È stata dura! Tutto è partito dal lavoro di Davide Barzi, lo sceneggiatore della serie di racconti, sulla scia del lavoro precedente per cui, però, vi era una sceneggiatura di Guareschi su cui basarci. Ovviamente Barzi si è documentato accuratamente all’Archivio Guareschi, col supporto e l’avallo della famiglia e del fondo guareschiano (il figlio Alberto firma la prefazione all’opera). È stato necessario decidere cosa tenere, cosa togliere, come amalgamare il tutto.

 

L’idea, mi pare di capire, è quella di essere fedeli al film che avrebbe voluto vedere Guareschi, che fu più insoddisfatto ancora rispetto alla prima pellicola, come si vede anche dalla documentazione che allegate in calce all’opera…

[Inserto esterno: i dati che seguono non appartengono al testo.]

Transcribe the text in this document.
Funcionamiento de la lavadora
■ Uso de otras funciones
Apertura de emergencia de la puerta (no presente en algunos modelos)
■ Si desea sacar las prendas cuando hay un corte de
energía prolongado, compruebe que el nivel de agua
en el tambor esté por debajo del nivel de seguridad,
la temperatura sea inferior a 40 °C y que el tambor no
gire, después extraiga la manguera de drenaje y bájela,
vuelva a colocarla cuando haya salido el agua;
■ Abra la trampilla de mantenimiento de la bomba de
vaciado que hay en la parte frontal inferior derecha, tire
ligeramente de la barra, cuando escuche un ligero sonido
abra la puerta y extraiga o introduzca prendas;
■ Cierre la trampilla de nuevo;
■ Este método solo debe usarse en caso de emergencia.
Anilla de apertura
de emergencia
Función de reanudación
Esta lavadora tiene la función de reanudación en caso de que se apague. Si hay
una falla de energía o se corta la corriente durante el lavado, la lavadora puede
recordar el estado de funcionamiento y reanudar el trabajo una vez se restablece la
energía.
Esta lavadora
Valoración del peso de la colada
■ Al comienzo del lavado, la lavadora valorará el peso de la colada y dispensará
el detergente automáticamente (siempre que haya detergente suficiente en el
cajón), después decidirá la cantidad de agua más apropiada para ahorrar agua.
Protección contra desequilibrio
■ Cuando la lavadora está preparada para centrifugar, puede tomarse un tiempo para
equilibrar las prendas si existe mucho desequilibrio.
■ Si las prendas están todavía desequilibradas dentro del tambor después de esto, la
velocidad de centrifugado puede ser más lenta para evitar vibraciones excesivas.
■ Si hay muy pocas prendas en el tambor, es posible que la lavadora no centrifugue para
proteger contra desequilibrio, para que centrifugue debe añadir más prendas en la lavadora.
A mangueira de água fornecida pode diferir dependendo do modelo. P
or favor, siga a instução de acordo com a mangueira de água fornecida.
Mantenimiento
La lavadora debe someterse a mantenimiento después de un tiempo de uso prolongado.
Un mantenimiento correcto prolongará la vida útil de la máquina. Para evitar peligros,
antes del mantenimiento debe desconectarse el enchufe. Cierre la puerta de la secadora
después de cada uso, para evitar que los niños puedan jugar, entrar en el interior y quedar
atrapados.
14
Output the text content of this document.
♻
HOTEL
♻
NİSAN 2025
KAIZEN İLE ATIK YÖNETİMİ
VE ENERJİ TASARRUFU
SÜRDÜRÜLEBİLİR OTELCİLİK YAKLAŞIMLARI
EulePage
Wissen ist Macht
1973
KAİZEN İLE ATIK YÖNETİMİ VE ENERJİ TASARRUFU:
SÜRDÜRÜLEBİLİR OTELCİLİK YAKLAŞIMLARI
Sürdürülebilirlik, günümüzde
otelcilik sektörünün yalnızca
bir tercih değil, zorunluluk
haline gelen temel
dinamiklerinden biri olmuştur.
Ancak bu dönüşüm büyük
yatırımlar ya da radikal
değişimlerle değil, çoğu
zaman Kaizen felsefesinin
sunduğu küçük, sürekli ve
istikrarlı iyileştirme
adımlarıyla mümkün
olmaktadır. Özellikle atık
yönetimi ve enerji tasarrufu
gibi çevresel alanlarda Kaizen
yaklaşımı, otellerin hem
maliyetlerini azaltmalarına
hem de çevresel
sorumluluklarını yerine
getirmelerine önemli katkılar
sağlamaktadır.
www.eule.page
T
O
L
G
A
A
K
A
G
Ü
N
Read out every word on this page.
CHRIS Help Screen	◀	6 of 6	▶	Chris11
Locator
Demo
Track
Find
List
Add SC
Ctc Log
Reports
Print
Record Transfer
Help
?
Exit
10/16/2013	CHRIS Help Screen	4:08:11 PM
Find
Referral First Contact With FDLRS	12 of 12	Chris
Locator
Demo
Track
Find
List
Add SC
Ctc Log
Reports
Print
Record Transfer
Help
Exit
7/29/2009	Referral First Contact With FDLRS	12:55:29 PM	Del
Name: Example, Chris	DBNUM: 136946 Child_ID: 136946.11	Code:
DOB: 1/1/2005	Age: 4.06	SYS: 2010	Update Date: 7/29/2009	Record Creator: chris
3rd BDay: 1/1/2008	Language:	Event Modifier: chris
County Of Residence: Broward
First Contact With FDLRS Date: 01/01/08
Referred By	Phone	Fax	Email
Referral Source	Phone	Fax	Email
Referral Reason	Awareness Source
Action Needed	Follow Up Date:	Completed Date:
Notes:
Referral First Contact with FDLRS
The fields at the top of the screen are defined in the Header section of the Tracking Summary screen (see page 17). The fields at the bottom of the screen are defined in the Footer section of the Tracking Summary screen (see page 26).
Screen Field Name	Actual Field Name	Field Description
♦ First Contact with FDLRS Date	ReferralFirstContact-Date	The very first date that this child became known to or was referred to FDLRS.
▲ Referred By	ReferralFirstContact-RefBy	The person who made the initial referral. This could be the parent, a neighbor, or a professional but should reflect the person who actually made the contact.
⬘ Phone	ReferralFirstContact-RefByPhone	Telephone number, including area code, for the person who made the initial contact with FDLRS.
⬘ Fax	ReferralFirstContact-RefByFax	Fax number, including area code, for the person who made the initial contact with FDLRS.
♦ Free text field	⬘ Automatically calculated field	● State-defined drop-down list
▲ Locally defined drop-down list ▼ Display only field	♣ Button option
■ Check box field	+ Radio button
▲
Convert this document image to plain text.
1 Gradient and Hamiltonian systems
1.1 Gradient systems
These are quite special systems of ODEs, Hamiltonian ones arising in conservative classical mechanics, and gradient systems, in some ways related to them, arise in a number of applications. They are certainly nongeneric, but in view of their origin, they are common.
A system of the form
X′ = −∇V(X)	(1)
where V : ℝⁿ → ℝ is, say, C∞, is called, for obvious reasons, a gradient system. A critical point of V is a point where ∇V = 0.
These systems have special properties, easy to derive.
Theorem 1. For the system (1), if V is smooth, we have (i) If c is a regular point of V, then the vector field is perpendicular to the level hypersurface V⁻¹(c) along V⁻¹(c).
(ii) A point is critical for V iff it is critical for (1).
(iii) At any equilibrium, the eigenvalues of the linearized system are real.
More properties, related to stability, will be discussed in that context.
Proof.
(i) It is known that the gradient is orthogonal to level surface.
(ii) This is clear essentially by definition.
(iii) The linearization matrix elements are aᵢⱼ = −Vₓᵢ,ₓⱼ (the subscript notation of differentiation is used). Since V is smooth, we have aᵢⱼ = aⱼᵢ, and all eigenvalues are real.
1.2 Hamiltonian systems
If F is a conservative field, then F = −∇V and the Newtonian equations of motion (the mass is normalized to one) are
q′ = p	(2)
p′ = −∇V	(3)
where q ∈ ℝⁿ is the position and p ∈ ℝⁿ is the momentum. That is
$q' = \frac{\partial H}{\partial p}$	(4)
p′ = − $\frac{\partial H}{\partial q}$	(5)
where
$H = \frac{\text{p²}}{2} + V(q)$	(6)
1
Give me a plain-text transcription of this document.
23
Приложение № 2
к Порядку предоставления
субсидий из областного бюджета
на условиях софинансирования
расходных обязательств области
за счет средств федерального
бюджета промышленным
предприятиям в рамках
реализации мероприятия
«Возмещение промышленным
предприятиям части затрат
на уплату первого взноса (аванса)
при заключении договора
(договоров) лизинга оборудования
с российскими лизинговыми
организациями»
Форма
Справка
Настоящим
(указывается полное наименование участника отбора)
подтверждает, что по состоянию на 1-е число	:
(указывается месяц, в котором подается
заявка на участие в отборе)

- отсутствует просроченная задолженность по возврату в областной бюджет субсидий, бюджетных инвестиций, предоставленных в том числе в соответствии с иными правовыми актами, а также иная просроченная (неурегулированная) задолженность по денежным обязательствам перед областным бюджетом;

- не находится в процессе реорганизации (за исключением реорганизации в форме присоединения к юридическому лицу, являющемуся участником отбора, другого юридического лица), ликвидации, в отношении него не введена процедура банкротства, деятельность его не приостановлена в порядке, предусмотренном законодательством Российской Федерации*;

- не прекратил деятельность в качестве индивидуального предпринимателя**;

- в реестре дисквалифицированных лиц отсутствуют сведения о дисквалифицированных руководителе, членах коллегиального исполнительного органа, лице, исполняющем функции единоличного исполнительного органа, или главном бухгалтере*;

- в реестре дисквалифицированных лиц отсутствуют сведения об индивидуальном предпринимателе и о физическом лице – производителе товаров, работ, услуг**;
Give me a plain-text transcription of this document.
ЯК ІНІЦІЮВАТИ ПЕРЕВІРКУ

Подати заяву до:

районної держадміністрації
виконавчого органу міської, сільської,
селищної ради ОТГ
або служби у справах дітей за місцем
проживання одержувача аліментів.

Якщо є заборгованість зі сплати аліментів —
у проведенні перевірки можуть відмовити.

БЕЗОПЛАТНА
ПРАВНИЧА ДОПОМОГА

Sì, tieni conto che tutto il progetto nasce anche da questa volontà di rettificare, per così dire, l’immaginario guareschiano originario rispetto all’influsso a volte un po’ falsante dei film: come è noto non abbiamo voluto adottare i volti di Fernandel e Cervi, ma i due protagonisti sono modellati sul volto guareschiano (con e senza baffi…), il paese non è “Brescello” ma il “borgo” di Mondo Piccolo, creato da Guareschi da un mix di riferimenti che noi abbiamo ricostruito… Certo, specie per un pubblico generalista, l’interesse di questo volume è quello che dici: vedere il film come l’avrebbe voluto Guareschi. O quasi. Sia perché, appunto, a differenza del primo film non c’è una sua sceneggiatura, ma solo annotazioni anche molto puntuali e critiche su quella che gli viene sottoposta dalla produzione, sia perché a volte, per ragioni “spettacolari”, ce ne siamo discostati. Ad esempio abbiamo tenuto la scena del pugilato, che Guareschi non avrebbe voluto, anche se è basata su un suo racconto: ma era così iconica che non potevamo toglierla.

 

Mi ha colpito in effetti come Guareschi ponga, nelle sue critiche, annotazioni che dimostrano una notevole cultura cinematografica, specie per uno scrittore non “addetto ai lavori” in senso stretto dell’epoca. Similmente, è interessante notare come Guareschi miri a un certo equilibrio “umoristico” tra momenti comici, sì, ma anche drammatici e seri, che in qualche modo si contrappuntino a vicenda. E il suo episodio preferito è quello infatti del figlio di Peppone collegiale, che è a suo modo molto moderno…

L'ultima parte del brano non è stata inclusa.